S’appuyant sur l’idée que l’éducation précède l’action, la Water Family se sert du prétexte du cycle de l’eau pour aborder de nombreuses problématiques. « Notre moteur, ce sont les enfants eux-mêmes, riches de leur capacité à s’émerveiller et à se révolter », soutient Gorka Oyarzun, responsable pédagogique à la Water Family. En tout, ils sont une dizaine d’animateurs à intervenir dans les écoles, les collèges et lycées de la Nouvelle-Aquitaine. Les interventions, qui se déroulent en classe ou en extérieur, permettent aux enfants de s’exprimer sur des thèmes d’actualité, et s’achèvent généralement par la plantation d’un arbre offert par l’association et l’inscription au dos de leur diplôme Water Responsable d’un ou plusieurs écogestes.

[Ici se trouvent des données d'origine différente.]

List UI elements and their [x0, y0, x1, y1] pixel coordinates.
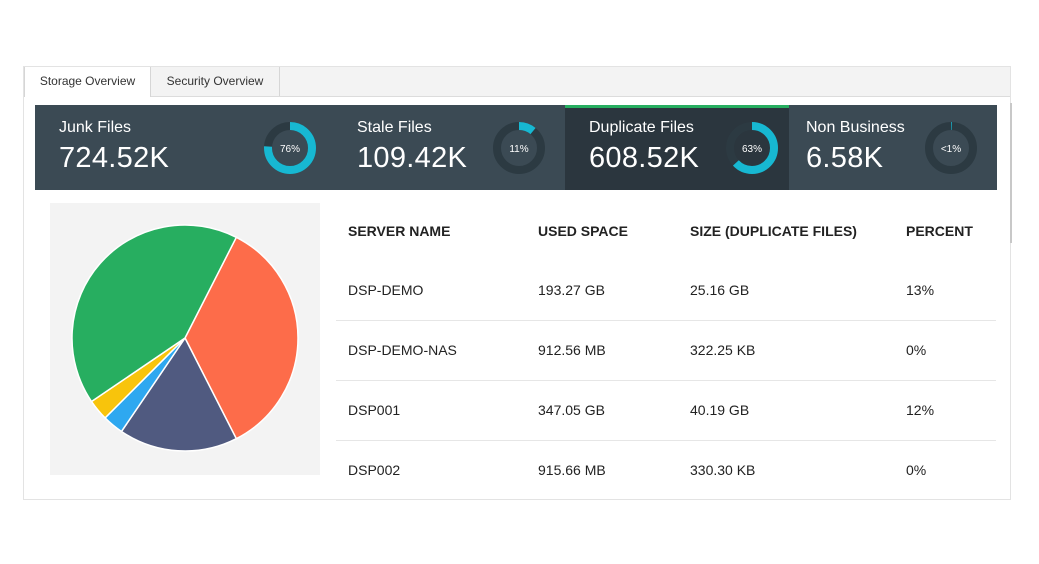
- card-duplicate-files[interactable]: Duplicate Files 608.52K 63%: [565, 105, 789, 190]
- cell-percent: 13%: [906, 282, 935, 298]
- card-donut-icon: <1%: [925, 122, 977, 174]
- tab-storage-overview[interactable]: Storage Overview: [24, 67, 151, 97]
- table-header: SERVER NAME USED SPACE SIZE (DUPLICATE F…: [336, 205, 996, 261]
- cell-percent: 0%: [906, 462, 927, 478]
- cell-size: 330.30 KB: [690, 462, 756, 478]
- cell-used-space: 193.27 GB: [538, 282, 605, 298]
- card-title: Stale Files: [357, 119, 432, 136]
- cell-used-space: 912.56 MB: [538, 342, 606, 358]
- card-percent: <1%: [941, 144, 961, 155]
- scrollbar[interactable]: [1010, 103, 1012, 243]
- card-percent: 63%: [742, 144, 762, 155]
- card-title: Non Business: [806, 119, 905, 136]
- table-row[interactable]: DSP001 347.05 GB 40.19 GB 12%: [336, 381, 996, 441]
- tab-bar: Storage Overview Security Overview: [24, 67, 1010, 97]
- cell-size: 40.19 GB: [690, 402, 750, 418]
- card-donut-icon: 63%: [726, 122, 778, 174]
- header-size-duplicate-files[interactable]: SIZE (DUPLICATE FILES): [690, 205, 857, 257]
- card-percent: 11%: [509, 144, 528, 155]
- table-row[interactable]: DSP-DEMO-NAS 912.56 MB 322.25 KB 0%: [336, 321, 996, 381]
- storage-panel: Storage Overview Security Overview Junk …: [23, 66, 1011, 500]
- header-server-name[interactable]: SERVER NAME: [348, 205, 450, 257]
- card-junk-files[interactable]: Junk Files 724.52K 76%: [35, 105, 333, 190]
- summary-cards: Junk Files 724.52K 76% Stale Files 109.4…: [35, 105, 997, 190]
- cell-used-space: 347.05 GB: [538, 402, 605, 418]
- cell-percent: 0%: [906, 342, 927, 358]
- card-value: 109.42K: [357, 142, 468, 174]
- card-donut-icon: 11%: [493, 122, 545, 174]
- table-row[interactable]: DSP002 915.66 MB 330.30 KB 0%: [336, 441, 996, 500]
- card-donut-icon: 76%: [264, 122, 316, 174]
- header-used-space[interactable]: USED SPACE: [538, 205, 628, 257]
- tab-security-overview[interactable]: Security Overview: [151, 67, 280, 96]
- cell-used-space: 915.66 MB: [538, 462, 606, 478]
- card-stale-files[interactable]: Stale Files 109.42K 11%: [333, 105, 565, 190]
- card-title: Junk Files: [59, 119, 132, 136]
- cell-server-name: DSP-DEMO-NAS: [348, 342, 457, 358]
- pie-chart: [71, 224, 299, 452]
- card-percent: 76%: [280, 144, 300, 155]
- card-value: 608.52K: [589, 142, 700, 174]
- card-value: 724.52K: [59, 142, 170, 174]
- cell-server-name: DSP001: [348, 402, 401, 418]
- card-non-business[interactable]: Non Business 6.58K <1%: [789, 105, 997, 190]
- cell-server-name: DSP-DEMO: [348, 282, 424, 298]
- cell-size: 25.16 GB: [690, 282, 750, 298]
- header-percent[interactable]: PERCENT: [906, 205, 973, 257]
- server-table: SERVER NAME USED SPACE SIZE (DUPLICATE F…: [336, 205, 996, 500]
- cell-percent: 12%: [906, 402, 935, 418]
- card-value: 6.58K: [806, 142, 884, 174]
- table-row[interactable]: DSP-DEMO 193.27 GB 25.16 GB 13%: [336, 261, 996, 321]
- card-title: Duplicate Files: [589, 119, 694, 136]
- cell-size: 322.25 KB: [690, 342, 756, 358]
- pie-chart-container: [50, 203, 320, 475]
- cell-server-name: DSP002: [348, 462, 401, 478]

Consommer des fruits et légumes de saison, faire son savon naturel ou encore se déplacer à vélo car, comme le rappelle Justin, 7 ans, « c’est bon pour l’environnement et pour notre corps ». En 2019, plus de 3 000 enfants ont été sensibilisés par le biais de ce programme et plus de 10 000 à travers les événements de la Water Family. Un résultat méritant pour cette association aux ressources limitées.
enfin de la question Pour que les enseignants s’emparent
Cela peut surprendre mais en France, l’écologie en tant que science ne fait pas encore partie des enseignements obligatoires. Aux yeux d’Aurore, Gorka et tous leurs collègues associatifs, nos institutions sont en retard. Ils le clament à l’unisson : il y a urgence ! « Cette urgence climatique nous oblige parfois à avoir un discours très direct dans les choix de consommation des enfants et de leur famille. Le message n’est pas de ne plus rien consommer du tout mais de remettre du sens dans nos choix au quotidien », rappelle Gorka. Pour autant, il ne s’agit pas de faire porter toute la responsabilité de l’avenir de la planète sur les frêles épaules de nos enfants. C’est bien de la responsabilité des adultes, parents, enseignants et décideurs actuels qu’il est question. C’est pourquoi toutes ces associations développent leurs propres supports pédagogiques à destination des adultes. Des jeux à faire en classe, des fiches pédagogiques mais aussi des livres mis à leur disposition sur les plateformes d’achat de manuels scolaires. Des petites gouttes d’eau qui, ensemble, formeront peut-être la vague du changement nécessaire.